Council back-flip on Stingray Creek

A BACK-FLIP decision to repair, rather than replace, the bridge over Stingray Creek at North Haven could cost council $6 million worth of state government funds.

The surprise decision has caused uproar among the  Camden Haven community.

Member for Port Macquarie Leslie Williams said the community had the right to feel betrayed after council abandoned its former plans 

Mrs Williams said Minister for Roads, Duncan Gay confirmed the state government made an election promise to the community to help fund a new bridge. Not to repair the existing one.

“Hence, the state government’s funding commitments will not be redirected to other council projects, of which the NSW Government has not received any  details,” Mrs Williams said.

But yesterday morning Port Macquarie mayor Peter Besseling said he was confident the NSW government would deliver the money.

“Council resolved last night to seek formal clarification from the state government regarding the status of funding to repair the bridge, which has not been received today.
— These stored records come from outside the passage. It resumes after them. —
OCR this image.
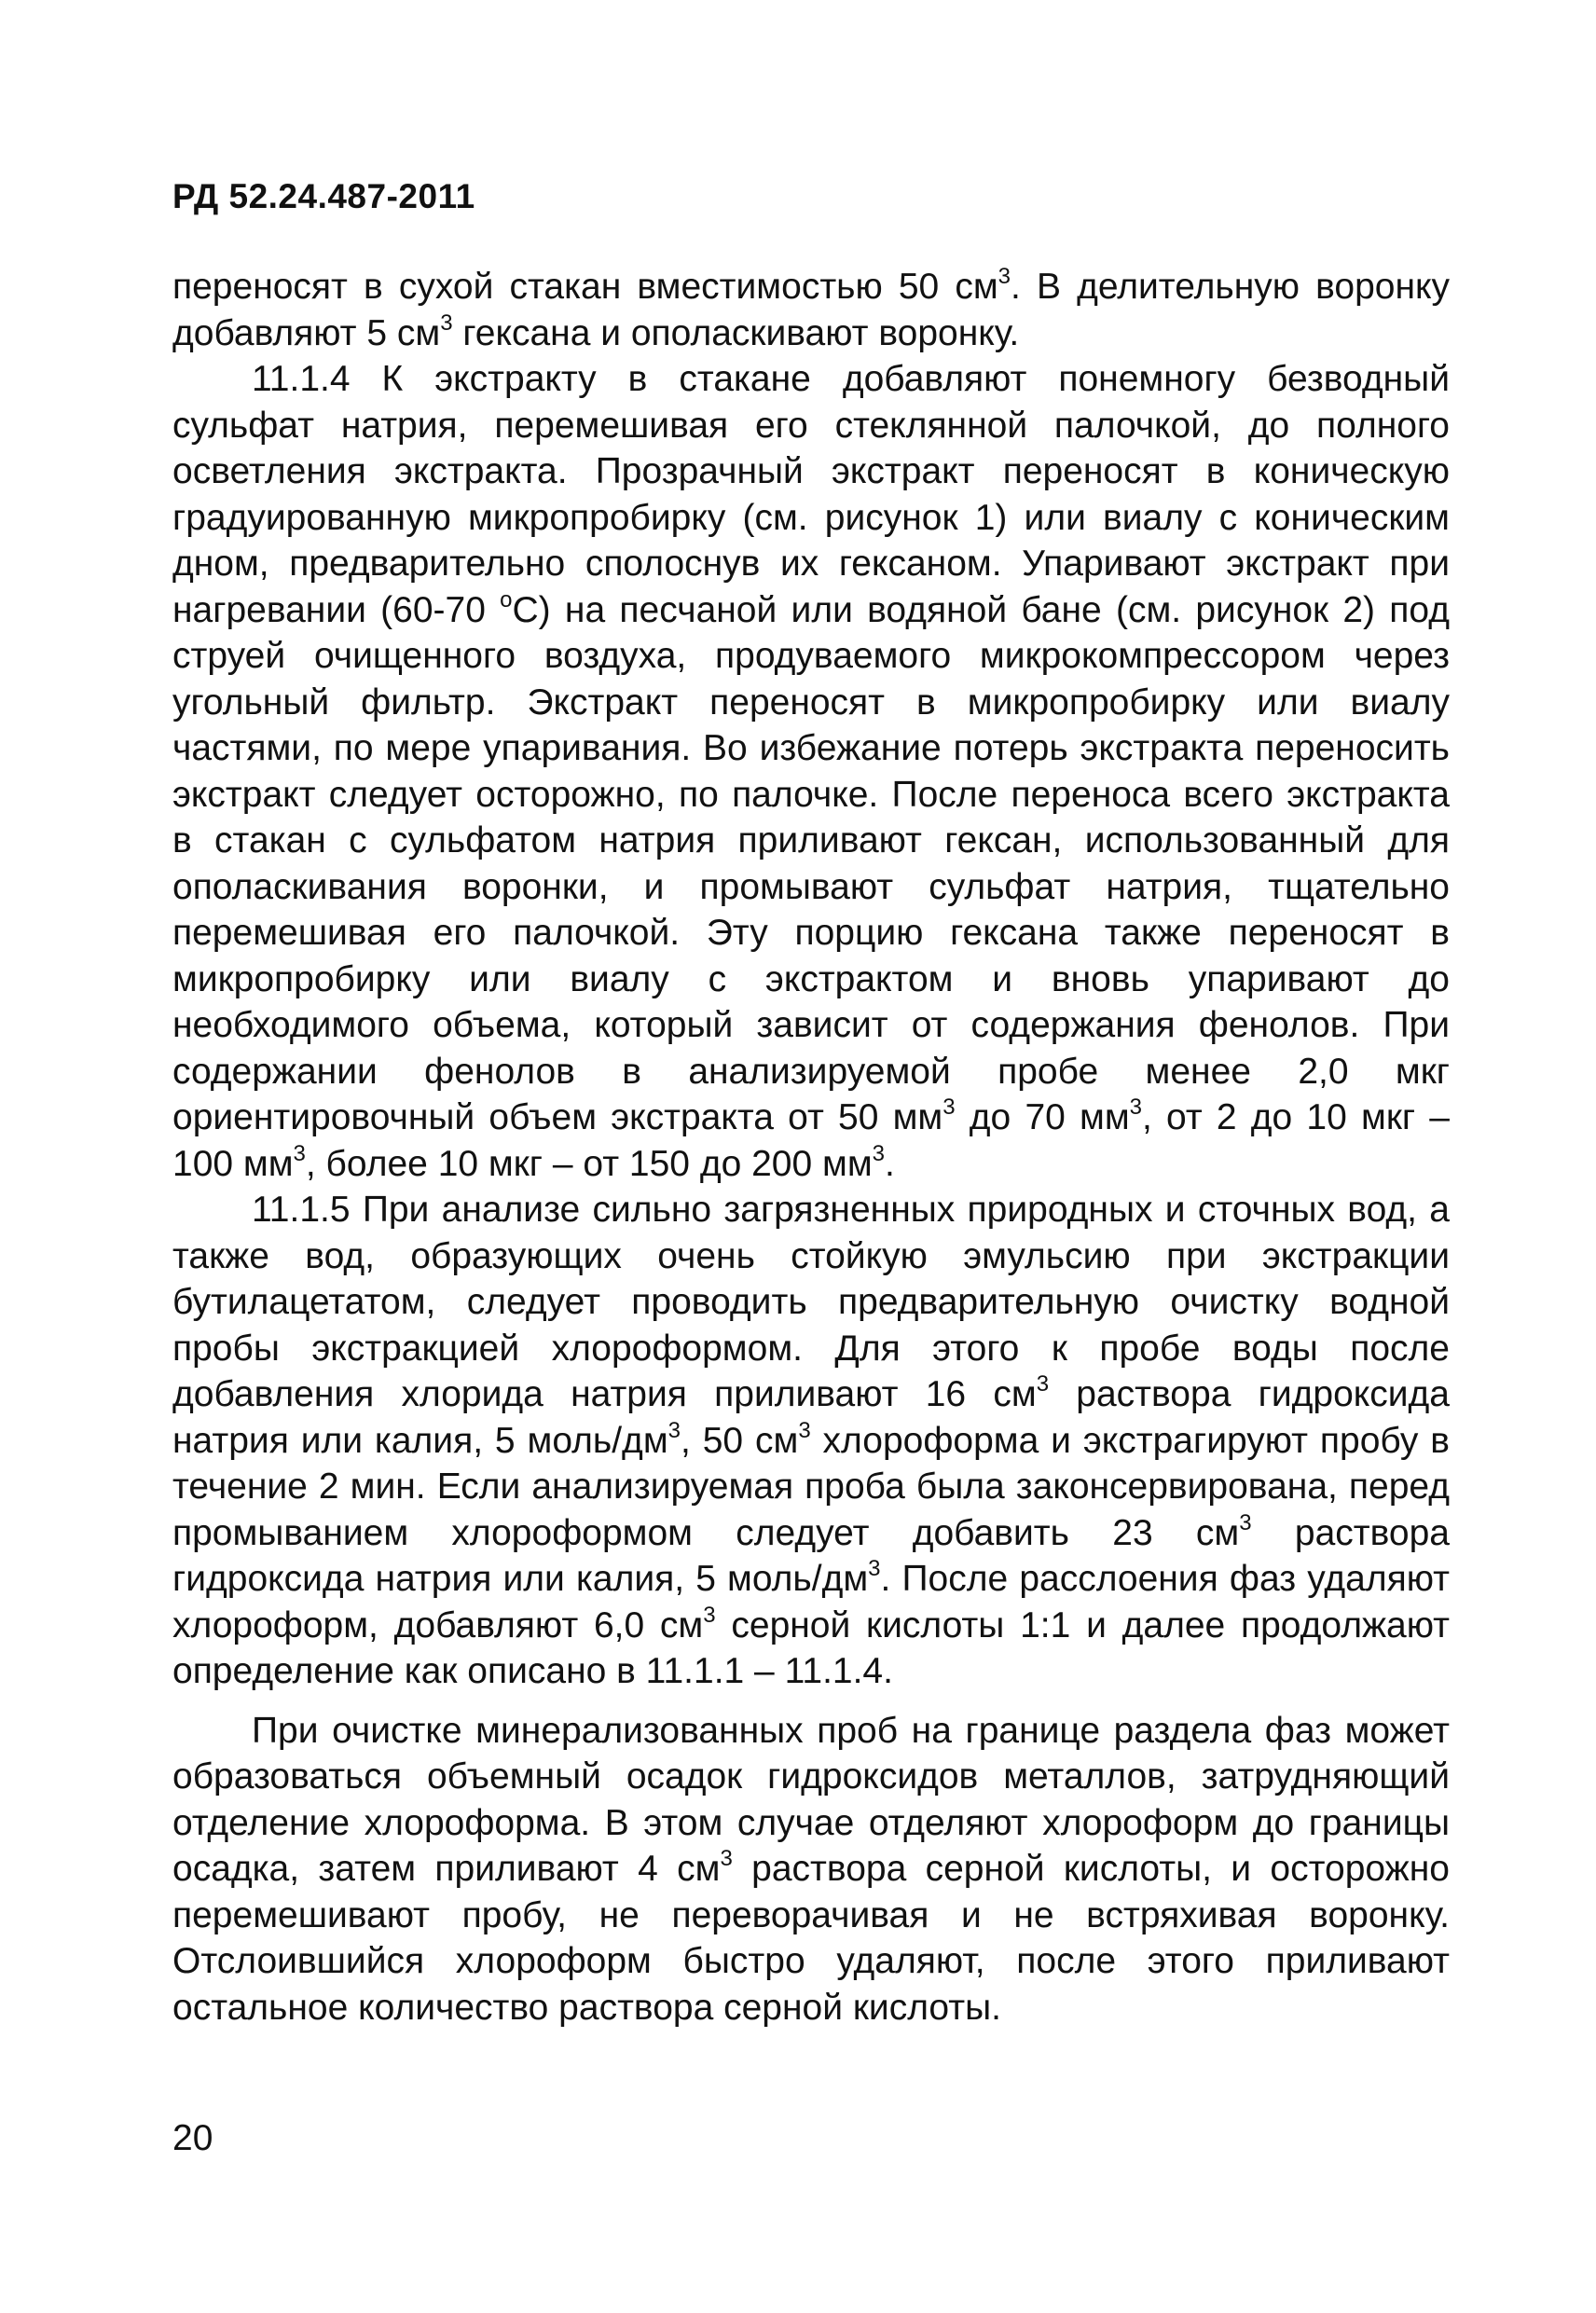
РД 52.24.487-2011

переносят в сухой стакан вместимостью 50 $см^3$. В делительную воронку добавляют 5 $см^3$ гексана и ополаскивают воронку.

11.1.4 К экстракту в стакане добавляют понемногу безводный сульфат натрия, перемешивая его стеклянной палочкой, до полного осветления экстракта. Прозрачный экстракт переносят в коническую градуированную микропробирку (см. рисунок 1) или виалу с коническим дном, предварительно сполоснув их гексаном. Упаривают экстракт при нагревании (60-70 $^о$С) на песчаной или водяной бане (см. рисунок 2) под струей очищенного воздуха, продуваемого микрокомпрессором через угольный фильтр. Экстракт переносят в микропробирку или виалу частями, по мере упаривания. Во избежание потерь экстракта переносить экстракт следует осторожно, по палочке. После переноса всего экстракта в стакан с сульфатом натрия приливают гексан, использованный для ополаскивания воронки, и промывают сульфат натрия, тщательно перемешивая его палочкой. Эту порцию гексана также переносят в микропробирку или виалу с экстрактом и вновь упаривают до необходимого объема, который зависит от содержания фенолов. При содержании фенолов в анализируемой пробе менее 2,0 мкг ориентировочный объем экстракта от 50 $мм^3$ до 70 $мм^3$, от 2 до 10 мкг – 100 $мм^3$, более 10 мкг – от 150 до 200 $мм^3$.

11.1.5 При анализе сильно загрязненных природных и сточных вод, а также вод, образующих очень стойкую эмульсию при экстракции бутилацетатом, следует проводить предварительную очистку водной пробы экстракцией хлороформом. Для этого к пробе воды после добавления хлорида натрия приливают 16 $см^3$ раствора гидроксида натрия или калия, 5 моль/$дм^3$, 50 $см^3$ хлороформа и экстрагируют пробу в течение 2 мин. Если анализируемая проба была законсервирована, перед промыванием хлороформом следует добавить 23 $см^3$ раствора гидроксида натрия или калия, 5 моль/$дм^3$. После расслоения фаз удаляют хлороформ, добавляют 6,0 $см^3$ серной кислоты 1:1 и далее продолжают определение как описано в 11.1.1 – 11.1.4.

При очистке минерализованных проб на границе раздела фаз может образоваться объемный осадок гидроксидов металлов, затрудняющий отделение хлороформа. В этом случае отделяют хлороформ до границы осадка, затем приливают 4 $см^3$ раствора серной кислоты, и осторожно перемешивают пробу, не переворачивая и не встряхивая воронку. Отслоившийся хлороформ быстро удаляют, после этого приливают остальное количество раствора серной кислоты.

20
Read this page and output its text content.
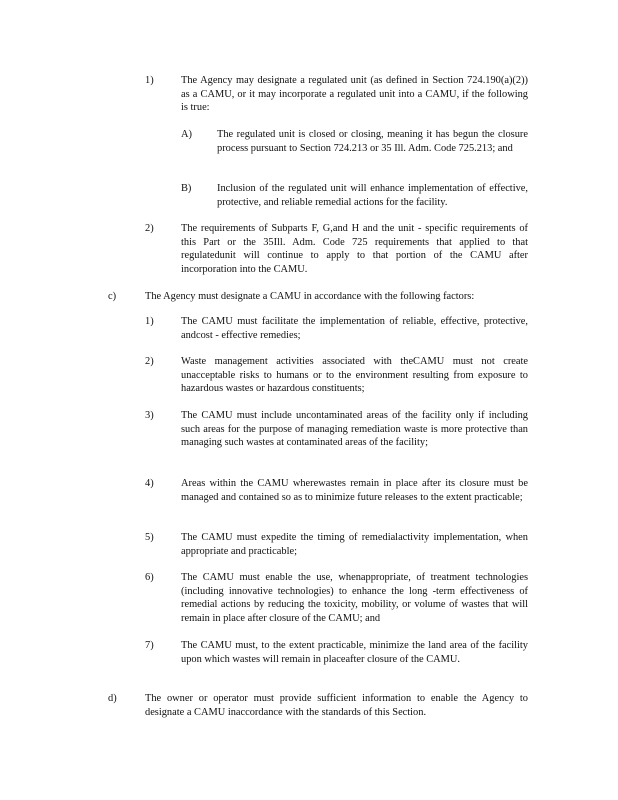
1)	The Agency may designate a regulated unit (as defined in Section 724.190(a)(2)) as a CAMU, or it may incorporate a regulated unit into a CAMU, if the following is true:
A) The regulated unit is closed or closing, meaning it has begun the closure process pursuant to Section 724.213 or 35 Ill. Adm. Code 725.213; and
B) Inclusion of the regulated unit will enhance implementation of effective, protective, and reliable remedial actions for the facility.
2)	The requirements of Subparts F, G,and H and the unit - specific requirements of this Part or the 35Ill. Adm. Code 725 requirements that applied to that regulatedunit will continue to apply to that portion of the CAMU after incorporation into the CAMU.
c)	The Agency must designate a CAMU in accordance with the following factors:
1)	The CAMU must facilitate the implementation of reliable, effective, protective, andcost - effective remedies;
2)	Waste management activities associated with theCAMU must not create unacceptable risks to humans or to the environment resulting from exposure to hazardous wastes or hazardous constituents;
3)	The CAMU must include uncontaminated areas of the facility only if including such areas for the purpose of managing remediation waste is more protective than managing such wastes at contaminated areas of the facility;
4)	Areas within the CAMU wherewastes remain in place after its closure must be managed and contained so as to minimize future releases to the extent practicable;
5)	The CAMU must expedite the timing of remedialactivity implementation, when appropriate and practicable;
6)	The CAMU must enable the use, whenappropriate, of treatment technologies (including innovative technologies) to enhance the long -term effectiveness of remedial actions by reducing the toxicity, mobility, or volume of wastes that will remain in place after closure of the CAMU; and
7)	The CAMU must, to the extent practicable, minimize the land area of the facility upon which wastes will remain in placeafter closure of the CAMU.
d)	The owner or operator must provide sufficient information to enable the Agency to designate a CAMU inaccordance with the standards of this Section.
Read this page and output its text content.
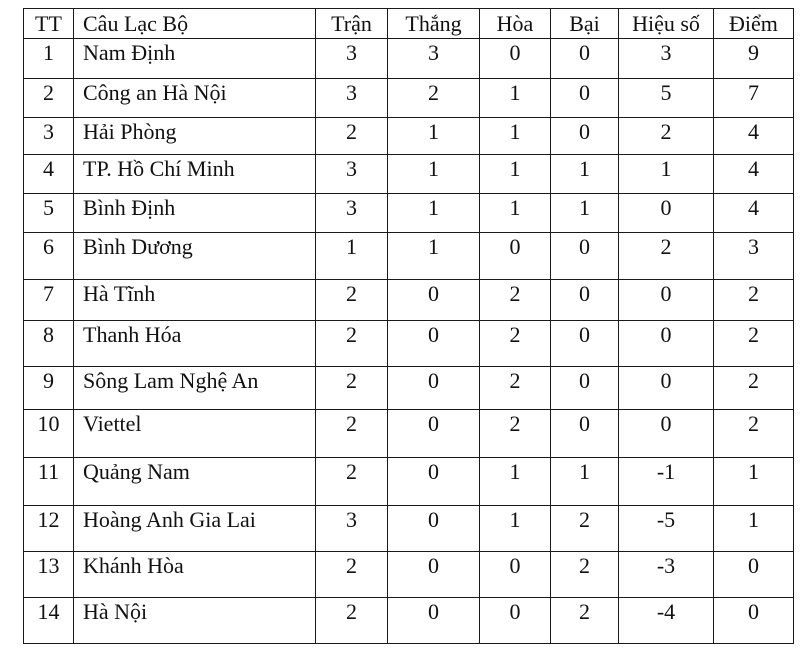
TT	Câu Lạc Bộ	Trận	Thắng	Hòa	Bại	Hiệu số	Điểm
1	Nam Định	3	3	0	0	3	9
2	Công an Hà Nội	3	2	1	0	5	7
3	Hải Phòng	2	1	1	0	2	4
4	TP. Hồ Chí Minh	3	1	1	1	1	4
5	Bình Định	3	1	1	1	0	4
6	Bình Dương	1	1	0	0	2	3
7	Hà Tĩnh	2	0	2	0	0	2
8	Thanh Hóa	2	0	2	0	0	2
9	Sông Lam Nghệ An	2	0	2	0	0	2
10	Viettel	2	0	2	0	0	2
11	Quảng Nam	2	0	1	1	-1	1
12	Hoàng Anh Gia Lai	3	0	1	2	-5	1
13	Khánh Hòa	2	0	0	2	-3	0
14	Hà Nội	2	0	0	2	-4	0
At such a time when this is clarified further funding evaluation will occur,” he said later.

Mrs Williams said she could not fathom council’s decision  when the project was set to be “shovel-ready” by mid-2013.

“Despite many years of planning, $6 million in state government funding, the approval of an $8.6 million low interest loan and countless meetings and community consultations, council has now decided to repair the 50-year-old bridge instead of the promised replacement,” Mrs Williams said.

It could be more than 20 years before a new bridge is built, after councillors unanimously agreed  to spend $3 to $5 million to upgrade the existing crossing Council’s director of infrastructure services Jeffery Sharp said a recent independent report revealed repairing the bridge could expand its life for another 20 years.

“It is fair to say the most recent independent report did not show the levels of degradation we assumed we would see,” Mr Sharp told the council.

This could be attributable to the 18,000 tonne load limit placed on the bridge back in 1999 and more rigorous testing undergone by the latest analysis. 

Cr Besseling believed the community would be pleased with the outcome.

“All the councillors heard the community loud and clearly when they said they wanted the council to be responsible with rate payer dollars,” Cr Besseling said.

“For us, this is a very cost effective option. Its going to provide everything we need in the Camden Haven community in terms of a wider bridge crossing, better pedestrian access, better mobility access for people across the bridge – and I think it’s a great result.”

Cr Besseling hoped any excess money from the estimated between $3-$5 million cost of replacing the bridge, versus the original promise of $6 million, would go directly to the Camden Haven community road infrastructure.

Mrs Williams said council’s forfeit of the low-interest loan, and $6 million funding was a missed opportunity.

“The money was allocated specifically for the replacement of Stingray Creek Bridge as part of an election promise,” she said. “It is now a very different scenario.” 

Repair works are estimated to take between four to six months. 

Council have committed to building a financial reserve to fund the inevitable replacement of the bridge in a 20 year timeframe.

MP Leslie Williams with disappointed long-time Camden Haven businessman Keith Dykes, who does not understand council's change of mind, and Gavin Rippon at Stingray Creek Bridge.

MP Leslie Williams with disappointed long-time Camden Haven businessman Keith Dykes, who does not understand council's change of mind, and Gavin Rippon at Stingray Creek Bridge.